For the reasons stated above, we affirm the challenged orders of the District Court.

51

AFFIRMED.

Notes:

*

Honorable Louis H. Pollak, United States District Judge for the Eastern District of Pennsylvania, sitting by designation

1

The perceived jurisdictional difficulty arose from the fact that Iraola, a foreign corporation had no American co-plaintiff; had there been such an American co-plaintiff, of citizenship diverse from the American defendants, no difficulty would have been presented by the inclusion of Geo Med, a putatively foreign entity, as a defendant

2

See supra text accompanying note 1.

3

In so ruling, we assumed “arguendo, without deciding, that the diversity analysis would include an unserved defendant whose foreign citizenship was not known until after discovery had begun.”Id.

4

The contract’s default conditions were as follows: [1] a default by [plaintiff] in the payment or performance of any obligation hereunder or under any other agreement entered into with [defendant]; [2] the institution of a proceeding in bankruptcy, receivership or insolvency by or against [plaintiff] or [its] property; [3] an assignment by [plaintiff] for the benefit of creditors; [4] cancellation of [plaintiff]’s General Motors franchise; [5] the filing of a notice of any tax lien against any of [plaintiff]’s property; [6] a misrepresentation by [plaintiff] for the purpose of obtaining credit or an extension of credit; [7] a refusal by [plaintiff], upon request by [defendant], to furnish financial information to [defendant] at reasonable intervals or to permit [defendant] to examine [plaintiff]’s books and records; or [8] if [plaintiff], without [defendant]’s prior written consent, shall: (a) guarantee, endorse or otherwise become surety for or upon the obligations of others except as may be done in the ordinary course of [plaintiff]’s business; (b) transfer or otherwise dispose of any proprietary, partnership or share interest [plaintiff] has in [its] business, or all or substantially all of the assets thereof; (c) enter into any merger or consolidation, if a corporation; (d) make any substantial or unusual disbursement or use of funds of [plaintiff]’s business, except as may be done in the ordinary course of [plaintiff]’s businessId. at 1373.

5

Although K-C has submitted to this court a letter denying that K-C refused to repurchase its goods, Letter from Deft. Counsel to Clerk of Court, Sept. 12, 2002, K-C’s factual challenge is not relevant to our analysis of the motion to dismiss this claim. As noted above, we assume all of Iraola’s allegations to be true when reviewing the District Court’s order dismissing Iraola’s wrongful termination, promissory estoppel, and quantum meruit claims

6

Iraola did not raise the inventory repurchase claim until it filed itsreply in support of its motion to amend the District Court’s July 16, 2001 order. Iraola’s reply was filed on September 10, 2001, almost two months after the District Court had granted summary judgment against Iraola on all of its breach of contract claims. As the District Court later stated:

The Court will not tolerate an effort like this to manipulate the rules of procedure. It will not allow a plaintiff to bury a minor claim in a voluminous complaint, ignore the claim in responding to a motion for summary judgment and then sandbag its opponents and the court by resurrecting the claim after summary judgment is granted.
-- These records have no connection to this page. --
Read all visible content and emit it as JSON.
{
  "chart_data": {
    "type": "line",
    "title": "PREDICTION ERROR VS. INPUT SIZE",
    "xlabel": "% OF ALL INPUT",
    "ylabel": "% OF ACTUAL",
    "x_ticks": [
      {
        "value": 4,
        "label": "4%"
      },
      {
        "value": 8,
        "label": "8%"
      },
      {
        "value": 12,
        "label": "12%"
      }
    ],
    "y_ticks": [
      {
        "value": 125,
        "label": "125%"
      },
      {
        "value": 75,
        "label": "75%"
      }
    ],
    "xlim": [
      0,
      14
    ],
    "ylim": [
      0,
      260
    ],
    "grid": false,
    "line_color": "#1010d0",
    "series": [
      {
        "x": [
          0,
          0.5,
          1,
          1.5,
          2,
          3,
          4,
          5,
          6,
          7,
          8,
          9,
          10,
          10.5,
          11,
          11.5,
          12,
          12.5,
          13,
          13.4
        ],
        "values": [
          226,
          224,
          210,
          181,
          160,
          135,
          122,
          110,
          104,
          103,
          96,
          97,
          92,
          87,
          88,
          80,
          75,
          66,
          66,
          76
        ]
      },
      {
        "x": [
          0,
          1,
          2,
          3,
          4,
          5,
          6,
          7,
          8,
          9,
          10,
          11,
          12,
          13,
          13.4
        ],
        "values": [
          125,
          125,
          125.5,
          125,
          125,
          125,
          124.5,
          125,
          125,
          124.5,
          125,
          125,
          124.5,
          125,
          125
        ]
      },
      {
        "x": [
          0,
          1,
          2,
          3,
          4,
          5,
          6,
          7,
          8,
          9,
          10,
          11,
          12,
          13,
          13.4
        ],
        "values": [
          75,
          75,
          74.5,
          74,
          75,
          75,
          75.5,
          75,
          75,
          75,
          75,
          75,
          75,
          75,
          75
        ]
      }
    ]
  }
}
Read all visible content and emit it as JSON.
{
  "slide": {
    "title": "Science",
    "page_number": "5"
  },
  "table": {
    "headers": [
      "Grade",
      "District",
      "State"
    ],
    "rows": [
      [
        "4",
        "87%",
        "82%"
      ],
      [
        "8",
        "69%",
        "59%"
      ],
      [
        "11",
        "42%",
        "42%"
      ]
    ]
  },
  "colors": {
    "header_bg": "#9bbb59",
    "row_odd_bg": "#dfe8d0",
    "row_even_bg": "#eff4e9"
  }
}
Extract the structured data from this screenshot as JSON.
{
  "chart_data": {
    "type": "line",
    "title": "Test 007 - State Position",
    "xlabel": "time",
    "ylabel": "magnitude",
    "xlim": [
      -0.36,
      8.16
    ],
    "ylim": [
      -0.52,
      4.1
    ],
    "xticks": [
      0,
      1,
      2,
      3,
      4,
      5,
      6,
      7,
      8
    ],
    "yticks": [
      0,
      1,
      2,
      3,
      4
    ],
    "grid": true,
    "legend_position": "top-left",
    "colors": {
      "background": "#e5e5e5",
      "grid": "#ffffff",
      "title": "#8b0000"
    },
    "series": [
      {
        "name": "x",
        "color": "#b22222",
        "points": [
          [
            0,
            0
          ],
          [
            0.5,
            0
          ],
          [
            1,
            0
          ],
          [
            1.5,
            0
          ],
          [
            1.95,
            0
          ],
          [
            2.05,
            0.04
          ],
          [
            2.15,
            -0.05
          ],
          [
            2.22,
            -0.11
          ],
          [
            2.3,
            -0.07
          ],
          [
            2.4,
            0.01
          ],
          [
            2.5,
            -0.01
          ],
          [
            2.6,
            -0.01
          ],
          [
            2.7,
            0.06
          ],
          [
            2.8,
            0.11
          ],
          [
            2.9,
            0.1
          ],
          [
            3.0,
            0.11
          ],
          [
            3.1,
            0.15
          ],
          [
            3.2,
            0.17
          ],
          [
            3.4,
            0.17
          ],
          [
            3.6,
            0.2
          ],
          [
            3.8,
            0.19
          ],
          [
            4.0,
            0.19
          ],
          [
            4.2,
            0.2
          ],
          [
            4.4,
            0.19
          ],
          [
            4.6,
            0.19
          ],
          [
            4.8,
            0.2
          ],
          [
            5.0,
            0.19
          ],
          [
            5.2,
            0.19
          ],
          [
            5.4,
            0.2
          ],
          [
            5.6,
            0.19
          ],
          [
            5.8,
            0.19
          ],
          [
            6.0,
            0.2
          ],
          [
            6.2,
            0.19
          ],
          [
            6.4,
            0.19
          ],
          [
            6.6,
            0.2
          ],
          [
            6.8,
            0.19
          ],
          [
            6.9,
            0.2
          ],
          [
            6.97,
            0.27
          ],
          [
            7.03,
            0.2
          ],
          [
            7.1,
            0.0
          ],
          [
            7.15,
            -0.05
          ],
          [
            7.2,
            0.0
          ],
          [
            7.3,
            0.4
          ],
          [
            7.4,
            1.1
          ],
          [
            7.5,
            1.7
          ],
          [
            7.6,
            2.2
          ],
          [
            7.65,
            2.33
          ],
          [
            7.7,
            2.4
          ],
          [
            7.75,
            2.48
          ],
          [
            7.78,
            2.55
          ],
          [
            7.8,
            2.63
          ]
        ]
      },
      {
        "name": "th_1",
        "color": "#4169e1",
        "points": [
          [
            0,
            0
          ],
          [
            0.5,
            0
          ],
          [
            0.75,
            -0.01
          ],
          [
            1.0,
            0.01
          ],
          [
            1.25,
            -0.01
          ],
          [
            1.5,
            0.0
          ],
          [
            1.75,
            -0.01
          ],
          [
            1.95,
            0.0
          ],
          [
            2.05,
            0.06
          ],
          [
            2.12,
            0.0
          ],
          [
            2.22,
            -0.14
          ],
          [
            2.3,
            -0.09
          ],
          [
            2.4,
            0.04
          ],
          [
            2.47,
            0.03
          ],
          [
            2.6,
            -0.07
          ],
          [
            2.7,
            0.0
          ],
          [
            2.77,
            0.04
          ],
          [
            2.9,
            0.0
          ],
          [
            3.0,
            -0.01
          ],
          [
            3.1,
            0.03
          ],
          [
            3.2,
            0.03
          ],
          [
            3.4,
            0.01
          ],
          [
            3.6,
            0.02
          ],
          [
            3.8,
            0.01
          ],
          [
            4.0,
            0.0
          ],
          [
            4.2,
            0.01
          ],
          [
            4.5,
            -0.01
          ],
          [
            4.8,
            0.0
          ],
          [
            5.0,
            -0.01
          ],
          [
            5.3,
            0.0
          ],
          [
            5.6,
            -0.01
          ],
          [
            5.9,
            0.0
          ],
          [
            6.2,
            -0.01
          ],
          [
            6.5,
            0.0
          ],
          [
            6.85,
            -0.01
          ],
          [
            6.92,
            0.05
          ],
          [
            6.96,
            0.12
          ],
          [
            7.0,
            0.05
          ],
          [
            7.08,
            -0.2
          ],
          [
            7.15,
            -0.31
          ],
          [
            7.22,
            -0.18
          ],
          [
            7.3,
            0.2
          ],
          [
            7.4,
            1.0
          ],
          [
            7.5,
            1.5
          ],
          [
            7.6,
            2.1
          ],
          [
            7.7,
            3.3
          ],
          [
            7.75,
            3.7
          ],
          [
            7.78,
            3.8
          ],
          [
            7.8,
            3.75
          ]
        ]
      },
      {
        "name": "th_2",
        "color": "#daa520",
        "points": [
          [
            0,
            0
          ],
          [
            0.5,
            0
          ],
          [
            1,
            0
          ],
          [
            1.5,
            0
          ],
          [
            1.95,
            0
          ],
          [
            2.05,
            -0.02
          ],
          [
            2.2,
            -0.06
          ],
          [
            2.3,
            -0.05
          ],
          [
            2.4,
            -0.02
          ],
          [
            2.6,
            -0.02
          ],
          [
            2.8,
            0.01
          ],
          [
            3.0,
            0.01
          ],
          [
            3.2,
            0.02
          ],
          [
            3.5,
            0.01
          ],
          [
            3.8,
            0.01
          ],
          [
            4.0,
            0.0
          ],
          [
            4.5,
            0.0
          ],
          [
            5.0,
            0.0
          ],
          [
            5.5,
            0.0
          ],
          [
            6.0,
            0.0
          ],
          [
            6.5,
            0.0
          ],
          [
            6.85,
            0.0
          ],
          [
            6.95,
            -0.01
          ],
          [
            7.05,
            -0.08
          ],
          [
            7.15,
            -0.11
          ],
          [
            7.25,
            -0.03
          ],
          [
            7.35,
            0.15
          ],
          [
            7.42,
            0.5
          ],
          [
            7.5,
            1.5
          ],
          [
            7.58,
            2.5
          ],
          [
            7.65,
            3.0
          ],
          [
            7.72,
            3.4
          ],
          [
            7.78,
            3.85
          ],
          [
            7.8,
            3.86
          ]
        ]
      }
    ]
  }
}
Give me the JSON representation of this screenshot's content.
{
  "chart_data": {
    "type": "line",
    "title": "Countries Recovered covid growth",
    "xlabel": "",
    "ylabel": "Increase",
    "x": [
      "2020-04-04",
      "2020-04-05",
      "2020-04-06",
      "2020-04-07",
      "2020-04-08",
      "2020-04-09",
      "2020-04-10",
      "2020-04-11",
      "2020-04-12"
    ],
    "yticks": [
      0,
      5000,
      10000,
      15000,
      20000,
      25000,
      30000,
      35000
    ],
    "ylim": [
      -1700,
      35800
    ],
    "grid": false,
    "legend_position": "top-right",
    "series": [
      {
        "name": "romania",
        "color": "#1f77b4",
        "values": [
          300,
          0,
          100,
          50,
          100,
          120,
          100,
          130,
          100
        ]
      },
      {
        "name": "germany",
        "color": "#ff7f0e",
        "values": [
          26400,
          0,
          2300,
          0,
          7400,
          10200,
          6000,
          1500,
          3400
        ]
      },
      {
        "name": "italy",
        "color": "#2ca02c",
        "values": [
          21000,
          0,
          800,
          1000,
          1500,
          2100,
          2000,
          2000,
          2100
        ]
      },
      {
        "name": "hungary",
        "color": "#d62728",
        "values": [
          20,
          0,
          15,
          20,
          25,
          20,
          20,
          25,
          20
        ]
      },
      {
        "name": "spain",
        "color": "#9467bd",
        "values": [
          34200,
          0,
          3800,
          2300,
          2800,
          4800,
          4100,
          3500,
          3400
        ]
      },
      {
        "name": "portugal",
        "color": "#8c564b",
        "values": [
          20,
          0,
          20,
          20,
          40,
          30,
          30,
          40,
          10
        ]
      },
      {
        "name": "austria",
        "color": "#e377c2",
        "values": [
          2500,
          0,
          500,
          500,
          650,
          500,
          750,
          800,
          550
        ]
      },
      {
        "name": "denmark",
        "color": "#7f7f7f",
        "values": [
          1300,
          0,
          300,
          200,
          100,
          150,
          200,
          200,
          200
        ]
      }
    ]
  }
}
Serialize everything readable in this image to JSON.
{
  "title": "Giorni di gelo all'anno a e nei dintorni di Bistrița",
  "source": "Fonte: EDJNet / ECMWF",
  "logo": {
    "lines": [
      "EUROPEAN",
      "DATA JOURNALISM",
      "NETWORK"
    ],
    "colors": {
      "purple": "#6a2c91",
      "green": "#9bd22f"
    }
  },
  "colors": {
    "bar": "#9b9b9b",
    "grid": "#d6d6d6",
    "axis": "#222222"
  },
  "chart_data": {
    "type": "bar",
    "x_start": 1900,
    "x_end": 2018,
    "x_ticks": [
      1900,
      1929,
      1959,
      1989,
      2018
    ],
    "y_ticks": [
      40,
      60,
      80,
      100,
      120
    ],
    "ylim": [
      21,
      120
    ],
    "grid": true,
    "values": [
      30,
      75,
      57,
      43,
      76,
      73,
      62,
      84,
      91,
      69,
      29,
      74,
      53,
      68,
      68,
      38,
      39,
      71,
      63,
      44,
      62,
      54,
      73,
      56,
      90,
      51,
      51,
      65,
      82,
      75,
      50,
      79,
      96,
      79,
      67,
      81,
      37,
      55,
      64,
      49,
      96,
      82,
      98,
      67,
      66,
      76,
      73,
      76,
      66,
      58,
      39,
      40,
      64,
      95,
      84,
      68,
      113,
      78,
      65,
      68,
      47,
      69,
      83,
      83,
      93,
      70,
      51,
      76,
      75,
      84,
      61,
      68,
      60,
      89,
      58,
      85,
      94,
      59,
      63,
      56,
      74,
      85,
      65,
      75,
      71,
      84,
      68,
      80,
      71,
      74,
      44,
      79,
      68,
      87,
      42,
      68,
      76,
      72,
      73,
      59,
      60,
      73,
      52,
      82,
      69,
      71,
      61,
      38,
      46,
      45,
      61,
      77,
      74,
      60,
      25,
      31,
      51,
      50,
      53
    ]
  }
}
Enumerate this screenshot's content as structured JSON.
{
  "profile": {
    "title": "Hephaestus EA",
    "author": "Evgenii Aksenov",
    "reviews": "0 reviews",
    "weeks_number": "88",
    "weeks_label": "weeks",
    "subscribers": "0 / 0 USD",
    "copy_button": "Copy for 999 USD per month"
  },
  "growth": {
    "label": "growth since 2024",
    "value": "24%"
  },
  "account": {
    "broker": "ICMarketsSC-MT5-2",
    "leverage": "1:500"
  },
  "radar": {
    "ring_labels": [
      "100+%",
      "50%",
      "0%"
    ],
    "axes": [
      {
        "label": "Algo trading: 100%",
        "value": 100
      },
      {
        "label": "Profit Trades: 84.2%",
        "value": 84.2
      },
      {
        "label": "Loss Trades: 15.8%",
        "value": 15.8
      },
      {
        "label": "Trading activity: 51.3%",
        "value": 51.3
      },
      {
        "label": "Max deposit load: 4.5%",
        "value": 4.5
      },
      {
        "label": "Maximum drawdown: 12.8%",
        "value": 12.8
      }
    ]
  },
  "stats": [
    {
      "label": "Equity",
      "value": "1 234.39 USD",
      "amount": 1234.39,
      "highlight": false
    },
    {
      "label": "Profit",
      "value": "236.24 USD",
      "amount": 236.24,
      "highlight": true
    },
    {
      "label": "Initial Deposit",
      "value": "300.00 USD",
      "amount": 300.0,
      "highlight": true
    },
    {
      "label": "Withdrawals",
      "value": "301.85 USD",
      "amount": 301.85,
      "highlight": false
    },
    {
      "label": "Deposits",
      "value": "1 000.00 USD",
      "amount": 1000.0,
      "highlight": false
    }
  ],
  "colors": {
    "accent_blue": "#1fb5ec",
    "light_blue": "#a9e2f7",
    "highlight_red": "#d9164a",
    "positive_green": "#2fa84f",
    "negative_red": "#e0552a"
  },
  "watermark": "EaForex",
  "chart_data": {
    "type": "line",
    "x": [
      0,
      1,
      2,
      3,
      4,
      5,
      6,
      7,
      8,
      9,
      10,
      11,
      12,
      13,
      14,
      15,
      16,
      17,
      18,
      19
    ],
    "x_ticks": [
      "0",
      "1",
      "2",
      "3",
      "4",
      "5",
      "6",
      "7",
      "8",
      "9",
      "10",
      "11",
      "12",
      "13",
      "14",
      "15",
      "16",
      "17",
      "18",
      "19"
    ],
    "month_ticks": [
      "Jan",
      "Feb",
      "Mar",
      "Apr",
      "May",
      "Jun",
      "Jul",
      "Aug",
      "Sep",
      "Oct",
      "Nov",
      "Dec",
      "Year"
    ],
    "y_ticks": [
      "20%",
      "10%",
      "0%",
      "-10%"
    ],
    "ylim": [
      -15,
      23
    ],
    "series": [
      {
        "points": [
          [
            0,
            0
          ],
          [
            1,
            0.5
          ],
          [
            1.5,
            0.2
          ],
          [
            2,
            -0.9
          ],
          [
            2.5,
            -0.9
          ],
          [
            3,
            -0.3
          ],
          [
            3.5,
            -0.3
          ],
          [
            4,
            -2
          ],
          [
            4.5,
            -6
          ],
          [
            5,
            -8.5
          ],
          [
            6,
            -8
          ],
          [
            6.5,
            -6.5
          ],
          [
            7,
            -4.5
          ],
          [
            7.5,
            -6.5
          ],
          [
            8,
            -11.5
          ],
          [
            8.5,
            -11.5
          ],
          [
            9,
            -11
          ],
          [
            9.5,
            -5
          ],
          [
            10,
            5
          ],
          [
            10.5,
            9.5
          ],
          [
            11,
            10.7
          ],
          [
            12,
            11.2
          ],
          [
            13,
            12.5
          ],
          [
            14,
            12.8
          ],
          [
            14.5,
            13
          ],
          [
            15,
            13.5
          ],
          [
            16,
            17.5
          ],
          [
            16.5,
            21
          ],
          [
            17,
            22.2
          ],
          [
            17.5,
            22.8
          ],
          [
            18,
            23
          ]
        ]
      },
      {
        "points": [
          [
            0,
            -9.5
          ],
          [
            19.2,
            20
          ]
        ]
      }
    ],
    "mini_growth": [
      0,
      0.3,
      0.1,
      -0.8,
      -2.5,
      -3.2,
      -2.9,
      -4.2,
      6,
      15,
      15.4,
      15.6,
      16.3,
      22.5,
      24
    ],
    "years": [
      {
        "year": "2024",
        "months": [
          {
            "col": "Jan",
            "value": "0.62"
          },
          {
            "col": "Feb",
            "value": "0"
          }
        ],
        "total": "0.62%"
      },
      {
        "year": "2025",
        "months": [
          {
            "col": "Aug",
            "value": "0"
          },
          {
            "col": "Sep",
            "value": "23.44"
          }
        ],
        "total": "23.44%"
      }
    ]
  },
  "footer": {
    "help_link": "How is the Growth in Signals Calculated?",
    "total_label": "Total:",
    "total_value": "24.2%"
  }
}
Iraola & CIA, S.A. v. Kimberly-Clark Corp., No. 97-CV-1347 (N.D.Ga. filed Sept. 24, 2001).

7

Iraola offered no evidence countering Semones’ testimony that he lacked authority to grant an exclusive distributorship

8

See Prophecy Corp. v. Charles Rossignol, Inc., 256 Ga. 27, 30, 343 S.E.2d 680 (1986) (in reviewing motions for summary judgment, Georgia’s rule is that “the testimony of a party who offers himself as a witness in his own behalf is to be construed most strongly against him when it is `contradictory, vague or equivocal.'”).